High risk regions include countries like Iraq, Sudan and Somalia. Even places such as Nigeria have a concerning risk profile, due to the increasing trend of corporate kidnappings and ransom demands.

Risk factors

• Political stability - this influences the safety of the individual due to the likelihood of war, acts of terrorism or other acts of unrest that could pose a direct threat to the individual or jeopardise care in the case of an emergency.
• Access to medical care – underwriters consider the nature of medical facilities in a territory, the level of care they can provide, the medicines and instruments available, the skills of medical practitioners, the accessibility of medical facilities and the availability of emergency vehicles.
• Accident risk– socio-economic, political and infrastructural factors influence accident risk. Underwriters would also consider accident statistics and evaluate the relevance of the causes.
• Infectious diseases – some areas are rife with diseases. The likelihood of an individual being exposed to such diseases, and the medical care available to treat such a disease is considered.
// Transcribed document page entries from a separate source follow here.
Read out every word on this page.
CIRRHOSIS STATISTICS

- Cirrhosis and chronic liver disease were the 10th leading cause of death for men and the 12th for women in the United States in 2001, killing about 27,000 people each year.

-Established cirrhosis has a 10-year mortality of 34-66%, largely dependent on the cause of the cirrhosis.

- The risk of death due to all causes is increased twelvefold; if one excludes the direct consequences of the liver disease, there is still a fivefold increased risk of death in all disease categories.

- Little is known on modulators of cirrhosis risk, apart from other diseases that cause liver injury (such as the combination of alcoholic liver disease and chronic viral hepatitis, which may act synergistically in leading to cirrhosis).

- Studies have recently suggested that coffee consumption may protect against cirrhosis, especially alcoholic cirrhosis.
However, it is still the individual that is underwritten, so the client’s health and occupation remain key factors. Would a traveller suffering from a heart attack in Iraq receive the same care as a traveller in, for example, the US? Would a bodyguard be more at risk in Iraq than an accountant?

Scope of cover

The underwriter then has various ways of granting cover.
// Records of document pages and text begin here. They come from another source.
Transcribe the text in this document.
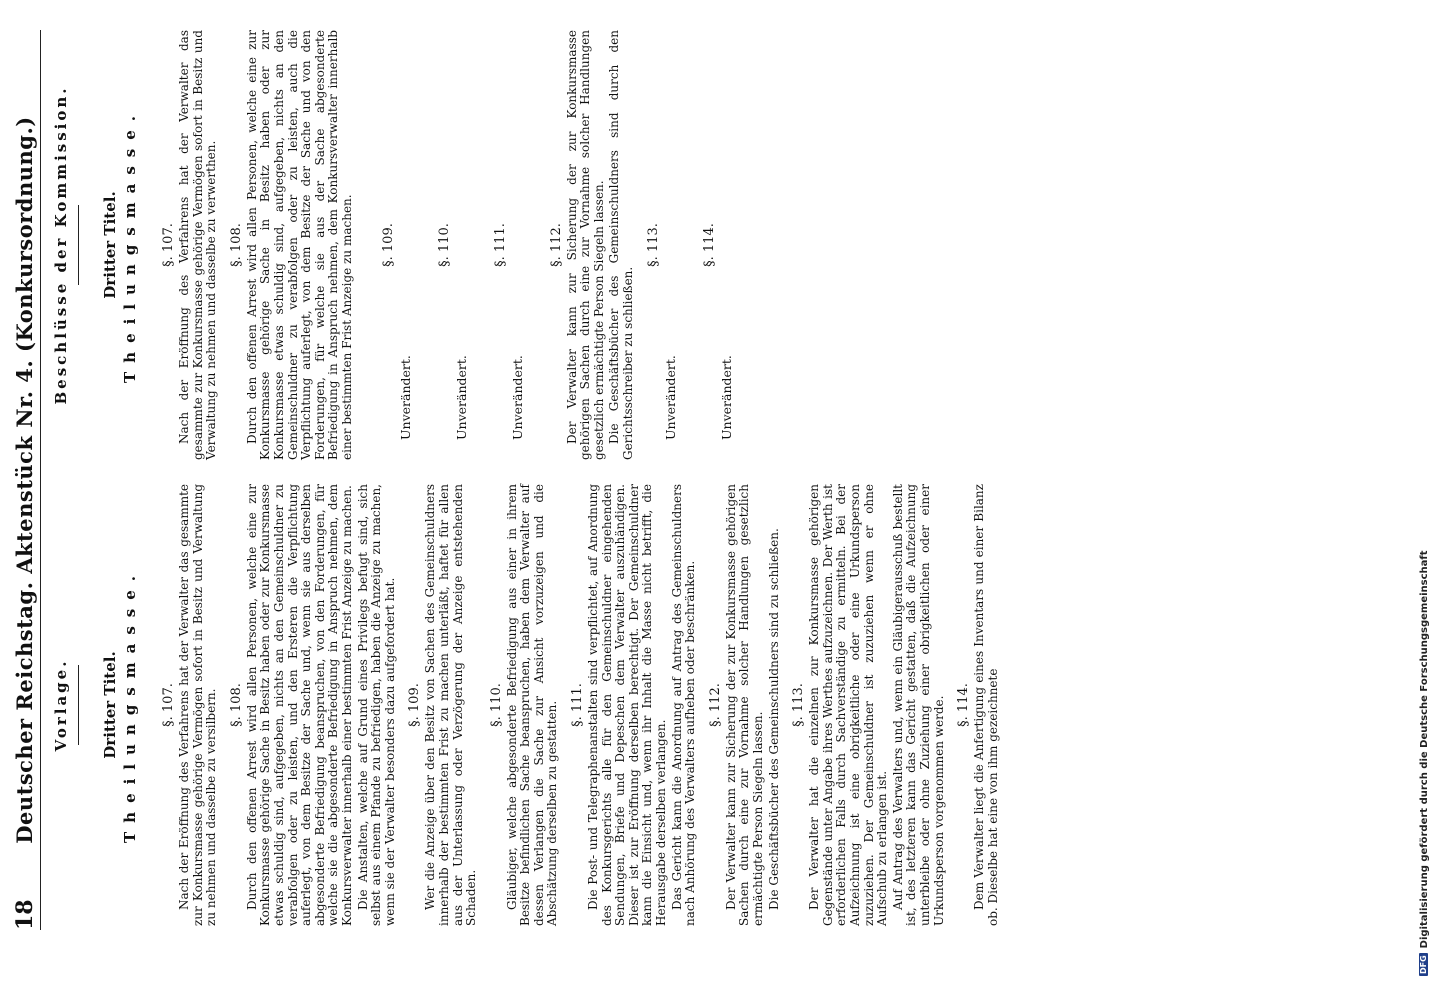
18
Deutscher Reichstag. Aktenstück Nr. 4. (Konkursordnung.) Vorlage. Dritter Titel. Theilungsmasse. §. 107. Nach der Eröffnung des Verfahrens hat der Verwalter das gesammte zur Konkursmasse gehörige Vermögen sofort in Besitz und Verwaltung zu nehmen und dasselbe zu versilbern. §. 108. Durch den offenen Arrest wird allen Personen, welche eine zur Konkursmasse gehörige Sache in Besitz haben oder zur Konkursmasse etwas schuldig sind, aufgegeben, nichts an den Gemeinschuldner zu verabfolgen oder zu leisten, und den Ersteren die Verpflichtung auferlegt, von dem Besitze der Sache und, wenn sie aus derselben abgesonderte Befriedigung beanspruchen, von den Forderungen, für welche sie die abgesonderte Befriedigung in Anspruch nehmen, dem Konkursverwalter innerhalb einer bestimmten Frist Anzeige zu machen. Die Anstalten, welche auf Grund eines Privilegs befugt sind, sich selbst aus einem Pfande zu befriedigen, haben die Anzeige zu machen, wenn sie der Verwalter besonders dazu aufgefordert hat. §. 109. Wer die Anzeige über den Besitz von Sachen des Gemeinschuldners innerhalb der bestimmten Frist zu machen unterläßt, haftet für allen aus der Unterlassung oder Verzögerung der Anzeige entstehenden Schaden.

§. 110. Gläubiger, welche abgesonderte Befriedigung aus einer in ihrem Besitze befindlichen Sache beanspruchen, haben dem Verwalter auf dessen Verlangen die Sache zur Ansicht vorzuzeigen und die Abschätzung derselben zu gestatten. §. 111. Die Post- und Telegraphenanstalten sind verpflichtet, auf Anordnung des Konkursgerichts alle für den Gemeinschuldner eingehenden Sendungen, Briefe und Depeschen dem Verwalter auszuhändigen. Dieser ist zur Eröffnung derselben berechtigt. Der Gemeinschuldner kann die Einsicht und, wenn ihr Inhalt die Masse nicht betrifft, die Herausgabe derselben verlangen. Das Gericht kann die Anordnung auf Antrag des Gemeinschuldners nach Anhörung des Verwalters aufheben oder beschränken. §. 112. Der Verwalter kann zur Sicherung der zur Konkursmasse gehörigen Sachen durch eine zur Vornahme solcher Handlungen gesetzlich ermächtigte Person Siegeln lassen. Die Geschäftsbücher des Gemeinschuldners sind zu schließen. §. 113. Der Verwalter hat die einzelnen zur Konkursmasse gehörigen Gegenstände unter Angabe ihres Werthes aufzuzeichnen. Der Werth ist erforderlichen Falls durch Sachverständige zu ermitteln. Bei der Aufzeichnung ist eine obrigkeitliche oder eine Urkundsperson zuzuziehen. Der Gemeinschuldner ist zuzuziehen wenn er ohne Aufschub zu erlangen ist. Auf Antrag des Verwalters und, wenn ein Gläubigerausschuß bestellt ist, des letzteren kann das Gericht gestatten, daß die Aufzeichnung unterbleibe oder ohne Zuziehung einer obrigkeitlichen oder einer Urkundsperson vorgenommen werde. §. 114. Dem Verwalter liegt die Anfertigung eines Inventars und einer Bilanz ob. Dieselbe hat eine von ihm gezeichnete

Beschlüsse der Kommission. Dritter Titel. Theilungsmasse. §. 107. Nach der Eröffnung des Verfahrens hat der Verwalter das gesammte zur Konkursmasse gehörige Vermögen sofort in Besitz und Verwaltung zu nehmen und dasselbe zu verwerthen. §. 108. Durch den offenen Arrest wird allen Personen, welche eine zur Konkursmasse gehörige Sache in Besitz haben oder zur Konkursmasse etwas schuldig sind, aufgegeben, nichts an den Gemeinschuldner zu verabfolgen oder zu leisten, auch die Verpflichtung auferlegt, von dem Besitze der Sache und von den Forderungen, für welche sie aus der Sache abgesonderte Befriedigung in Anspruch nehmen, dem Konkursverwalter innerhalb einer bestimmten Frist Anzeige zu machen. §. 109.
Unverändert.
§. 110.
Unverändert.
§. 111.
Unverändert.
§. 112. Der Verwalter kann zur Sicherung der zur Konkursmasse gehörigen Sachen durch eine zur Vornahme solcher Handlungen gesetzlich ermächtigte Person Siegeln lassen. Die Geschäftsbücher des Gemeinschuldners sind durch den Gerichtsschreiber zu schließen.

§. 113.
Unverändert.
§. 114.
Unverändert.
DFGDigitalisierung gefördert durch die Deutsche Forschungsgemeinschaft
• Exclude events in the high risk territory in question but retain full cover while in South Africa – for any high risk territory.
• Offer cover for natural death only – possible for countries like Ethiopia, Gabon, Iran.
• Load for natural causes and exclude for accident – possible for countries like Iraq, Pakistan, Afghanistan and North Korea.

In practice

To illustrate, some of the important underwriting factors that would be considered when assessing an application for cover in Sudan are detailed below.

Political stability

• South Sudan is contaminated with unexploded land mines.
• Terrorism against US and European interests and Westerners themselves is prevalent.
• An increase in political activism, violence and aggression, ahead of elections.

Accident risk

• Death by road accidents doubled between 1999 and 2008.
• One person dies every five hours and one is seriously injured in traffic accidents -45% are pedestrians.
• 40% of vehicles are unlicensed.
• 70% of accidents are due to tyre bursts.
• Poor road infrastructure and poor street lighting.
• General disregard for road rules.
• One of the worst air traffic accidents rates.

Access to medical care

• Very few facilities outside Khartoum and these fall short of conventional standards.
• Medical practitioners unable to treat more than minor injuries.
• Medical facilities poorly equipped, patients must pay cash upfront.
• No ambulance service, limited emergency assistance.
• Blood and medical supplies, including antibiotics and surgical instruments, are scarce.
• Medicines only available intermittently.

Infectious diseases

• Chloroquine-resistant malaria prevalent.
• Typhoid and other tropical diseases are rife.

Underwriting for these territories is based on extensive experience and research supported by case-based reasoning. While good quality and statistically relevant data is needed, it is often hugely challenging to obtain this for areas where information is not readily available and reporting of any kind is virtually non-existent.